After the 2018 Farm Bill passed, many farmers and budding entrepreneurs were excited about the potential of the hemp-derived CBD industry. We know that over 300,000 acres of hemp were planted in 2019 in the US, up from 78,000 acres in 2018. This surge in supply led pricing to plummet. This hasn’t only negatively impacted farmers, but also the ancillary businesses filling gaps in the rest of the CBD supply chain. While consumer demand for CBD continues to grow, wholesale pricing for CBD extracts has fallen over 15% each month on average since last summer. Below, I dig into a brief SWOT analysis of the industry.


Strengths and Opportunities for US Hemp

As mentioned above, consumer demand and interest in CBD has and is expected to continue to grow. This means there will continue to be demand for CBD products, and therefore the cultivation and extraction companies. A few states just started their industrial hemp programs in 2019 or this year; the competitive landscape in these states (e.g., Ohio, Iowa, Georgia, Texas) is wide open and ripe for opportunity.


downloadThe biggest opportunity for CBD processors will come if the FDA decides to regulate CBD as a dietary supplement and allows it to legally be used as a food additive.
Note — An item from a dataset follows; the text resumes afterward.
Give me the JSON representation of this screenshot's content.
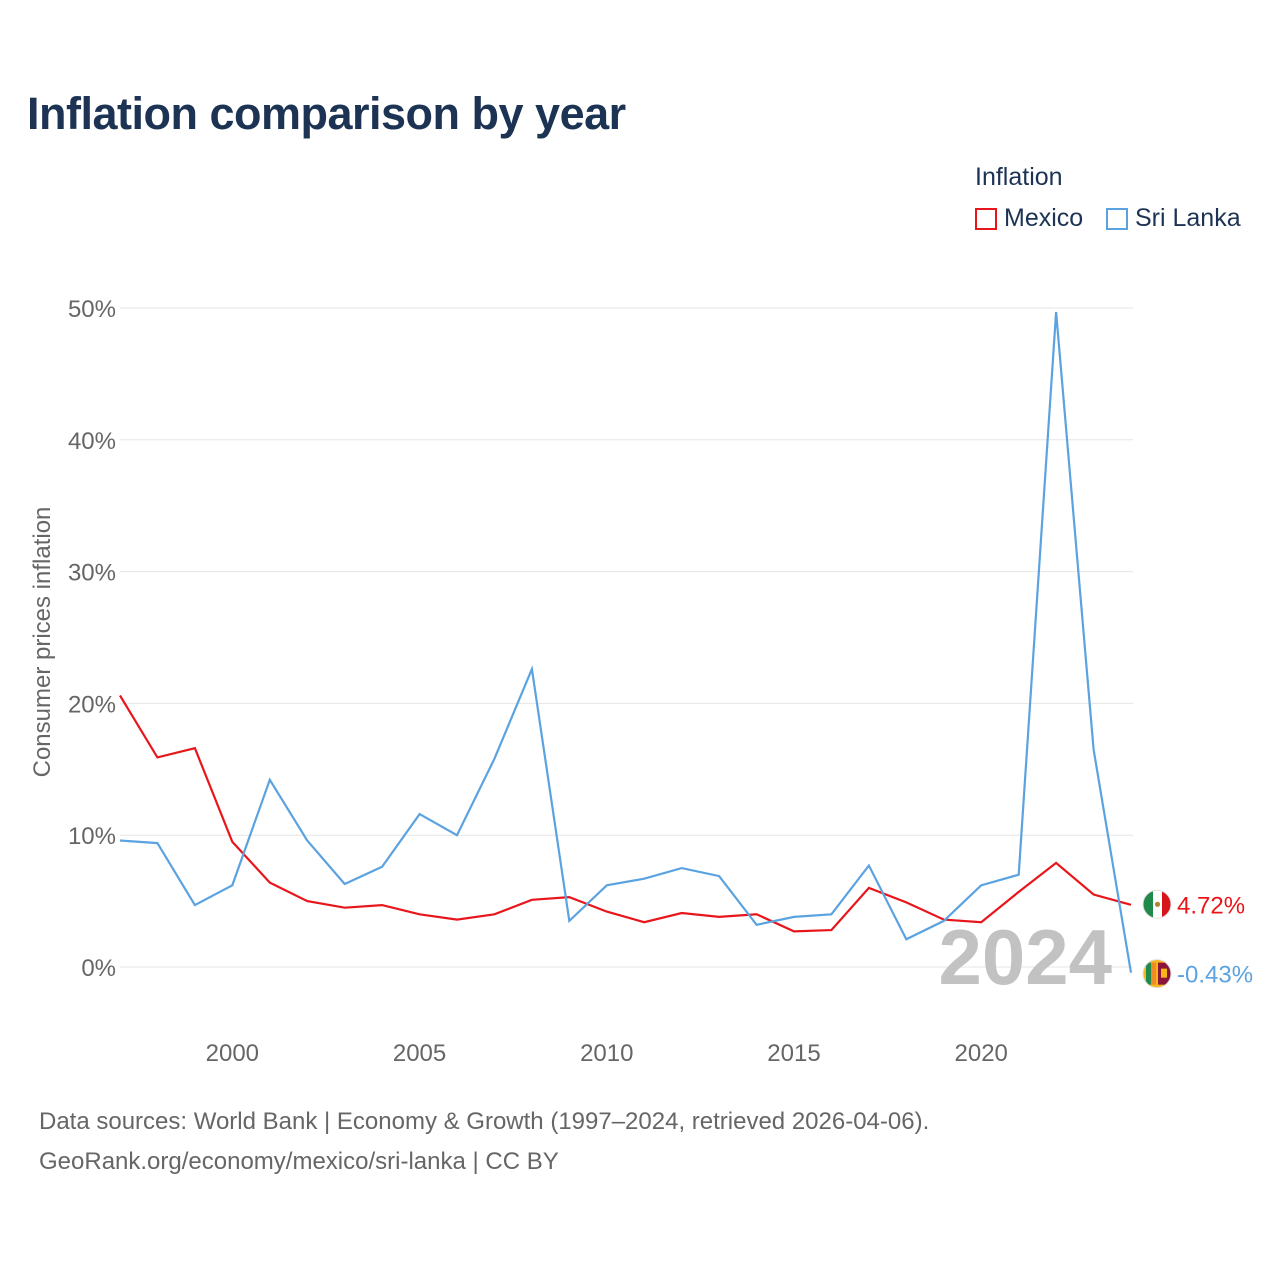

This would open up the possibilities for additional product formats and channels for sale; if claims can be made about CBD, this would help immensely with marketing messaging and likely drive even more demand from consumers.


Weaknesses and Threats to the Hemp Industry

One of the biggest downfalls of the processing industry has been the oversupply of biomass, which led to declining prices. The hemp-derived CBD market was almost too attractive in 2018. But the FDA’s delay in creating regulations for CBD has dampened this attractiveness. Larger retailers and bigger brands have limited distribution to CBD topicals which are deemed less risky than other product formats such as tinctures and edibles.


While the FDA’s eventual ruling could present a huge opportunity to hemp processors, it could also make the CBD market even more restrictive. One example is if the FDA decides to label some types of hemp-derived CBD as illegal, such as isolate or full spectrum. It is still unclear which way the FDA is leaning on this.


While it may seem like the FDA holds all the cards here, don’t fret. CBD has become so mainstream in the last few years (and created so many jobs and tax revenue) that it is highly unlikely they will ban it. The hope is that the FDA comes out with a favorable ruling which would lead to increased distribution of all CBD product formats and the entry of larger players (like CPG brands). This would be a boon to the hemp processing industry and the companies able to survive in the near term will reap those rewards.